Am 1. September 1864 triumphierte General Sherman. Die Konföderierten zogen sich aus Atlanta zurück; sie hatten die letzte Eisenbahn- und Straßenverbindung nach Süden verloren. Die Hauptstadt von Georgia, Industrie- und Eisenbahnzentrum des Südens, war verloren. Am 2. September besetzte Sherman kampflos die Stadt. Die Republikaner jubelten, und Präsident Abraham Lincoln hatte gute Chancen, wiedergewählt zu werden.

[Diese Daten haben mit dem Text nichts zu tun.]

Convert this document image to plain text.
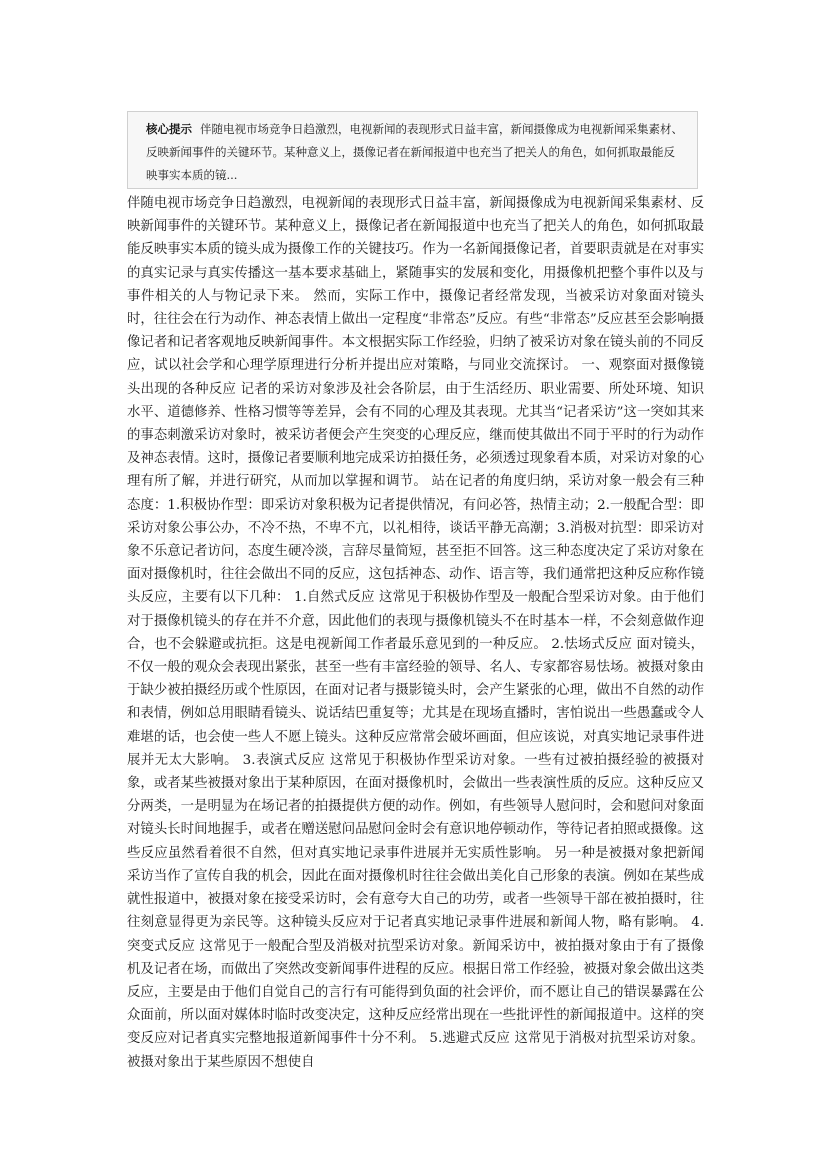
核心提示 伴随电视市场竞争日趋激烈，电视新闻的表现形式日益丰富，新闻摄像成为电视新闻采集素材、反映新闻事件的关键环节。某种意义上，摄像记者在新闻报道中也充当了把关人的角色，如何抓取最能反映事实本质的镜...
伴随电视市场竞争日趋激烈，电视新闻的表现形式日益丰富，新闻摄像成为电视新闻采集素材、反映新闻事件的关键环节。某种意义上，摄像记者在新闻报道中也充当了把关人的角色，如何抓取最能反映事实本质的镜头成为摄像工作的关键技巧。作为一名新闻摄像记者，首要职责就是在对事实的真实记录与真实传播这一基本要求基础上，紧随事实的发展和变化，用摄像机把整个事件以及与事件相关的人与物记录下来。 然而，实际工作中，摄像记者经常发现，当被采访对象面对镜头时，往往会在行为动作、神态表情上做出一定程度“非常态”反应。有些“非常态”反应甚至会影响摄像记者和记者客观地反映新闻事件。本文根据实际工作经验，归纳了被采访对象在镜头前的不同反应，试以社会学和心理学原理进行分析并提出应对策略，与同业交流探讨。 一、观察面对摄像镜头出现的各种反应 记者的采访对象涉及社会各阶层，由于生活经历、职业需要、所处环境、知识水平、道德修养、性格习惯等等差异，会有不同的心理及其表现。尤其当“记者采访”这一突如其来的事态刺激采访对象时，被采访者便会产生突变的心理反应，继而使其做出不同于平时的行为动作及神态表情。这时，摄像记者要顺利地完成采访拍摄任务，必须透过现象看本质，对采访对象的心理有所了解，并进行研究，从而加以掌握和调节。 站在记者的角度归纳，采访对象一般会有三种态度：1.积极协作型：即采访对象积极为记者提供情况，有问必答，热情主动；2.一般配合型：即采访对象公事公办，不冷不热，不卑不亢，以礼相待，谈话平静无高潮；3.消极对抗型：即采访对象不乐意记者访问，态度生硬冷淡，言辞尽量简短，甚至拒不回答。这三种态度决定了采访对象在面对摄像机时，往往会做出不同的反应，这包括神态、动作、语言等，我们通常把这种反应称作镜头反应，主要有以下几种： 1.自然式反应 这常见于积极协作型及一般配合型采访对象。由于他们对于摄像机镜头的存在并不介意，因此他们的表现与摄像机镜头不在时基本一样，不会刻意做作迎合，也不会躲避或抗拒。这是电视新闻工作者最乐意见到的一种反应。 2.怯场式反应 面对镜头，不仅一般的观众会表现出紧张，甚至一些有丰富经验的领导、名人、专家都容易怯场。被摄对象由于缺少被拍摄经历或个性原因，在面对记者与摄影镜头时，会产生紧张的心理，做出不自然的动作和表情，例如总用眼睛看镜头、说话结巴重复等；尤其是在现场直播时，害怕说出一些愚蠢或令人难堪的话，也会使一些人不愿上镜头。这种反应常常会破坏画面，但应该说，对真实地记录事件进展并无太大影响。 3.表演式反应 这常见于积极协作型采访对象。一些有过被拍摄经验的被摄对象，或者某些被摄对象出于某种原因，在面对摄像机时，会做出一些表演性质的反应。这种反应又分两类，一是明显为在场记者的拍摄提供方便的动作。例如，有些领导人慰问时，会和慰问对象面对镜头长时间地握手，或者在赠送慰问品慰问金时会有意识地停顿动作，等待记者拍照或摄像。这些反应虽然看着很不自然，但对真实地记录事件进展并无实质性影响。 另一种是被摄对象把新闻采访当作了宣传自我的机会，因此在面对摄像机时往往会做出美化自己形象的表演。例如在某些成就性报道中，被摄对象在接受采访时，会有意夸大自己的功劳，或者一些领导干部在被拍摄时，往往刻意显得更为亲民等。这种镜头反应对于记者真实地记录事件进展和新闻人物，略有影响。 4.突变式反应 这常见于一般配合型及消极对抗型采访对象。新闻采访中，被拍摄对象由于有了摄像机及记者在场，而做出了突然改变新闻事件进程的反应。根据日常工作经验，被摄对象会做出这类反应，主要是由于他们自觉自己的言行有可能得到负面的社会评价，而不愿让自己的错误暴露在公众面前，所以面对媒体时临时改变决定，这种反应经常出现在一些批评性的新闻报道中。这样的突变反应对记者真实完整地报道新闻事件十分不利。 5.逃避式反应 这常见于消极对抗型采访对象。被摄对象出于某些原因不想使自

William Tecumseh Sherman war in einer schwierigen Situation. Gut 40.000 "Rebellen" hatten sich ihm nach Nordwesten hin entzogen. Sie unterbrachen immer wieder seine nur schwach gesicherten Nachschubverbindungen. Den "Rebellen" zu folgen und die nächste große Schlacht zu suchen lag als gewohnte Kriegführung nahe und wurde nicht nur von der Generalität der Südstaaten erwartet. Sherman entschied sich aber anders und überzeugte den zögernden Grant und den skeptischen Lincoln. Er gab die Verfolgung der Konföderierten auf, schickte 60.000 Mann nach Tennessee, um seine Gegner dort zu binden, überließ ihnen die Bahnlinie Chattanooga - Atlanta und wandte sich mit 62.000 Mann nach Osten. Am 15. November 1864 verließ er Atlanta, vertrieb die Einwohner (20.000), zerstörte, was die "Rebellen" hatten stehen lassen und zog eine 90 km breite und 460 km lange Schneise der Vernichtung durch Georgia, bis er am 22. Dezember die Hafenstadt Savannah kampflos einnahm. Einige tausend Milizsoldaten und 3500  Kavalleristen hatten die "Yankees" nicht aufhalten können. "Wir machten alles kaputt, was wir nicht essen konnten, nahmen ihnen die Nigger weg, verbrannten ihre Baumwolle und ihre Maschinen, vernichteten ihre Hirse, verbrannten und verbogen ihre Bahngleise und stellten alles auf den Kopf", schrieb ein Soldat nach Hause. "Das war ein Feldzug, wie ihn die Soldaten gern haben - viel Plündern und Zerstörung, wenig Disziplin und Kampf, herrliches Wetter, wenig Gepäck; es gab geschmorten Truthahn zum Frühstück, Hammelbraten zum Mittagessen und Backhühner zum Abendbrot" (Morison). Sherman war es gelungen, die Initiative zu ergreifen, den Süden horizontal zu durchschneiden und dessen Bevölkerung durch Terror zu lähmen. "Wenn Frieden ist, können Sie alles von mir haben. Dann teile ich meinen letzten Zwieback mit Ihnen", hatte er dem Bürgermeister von Atlanta gesagt.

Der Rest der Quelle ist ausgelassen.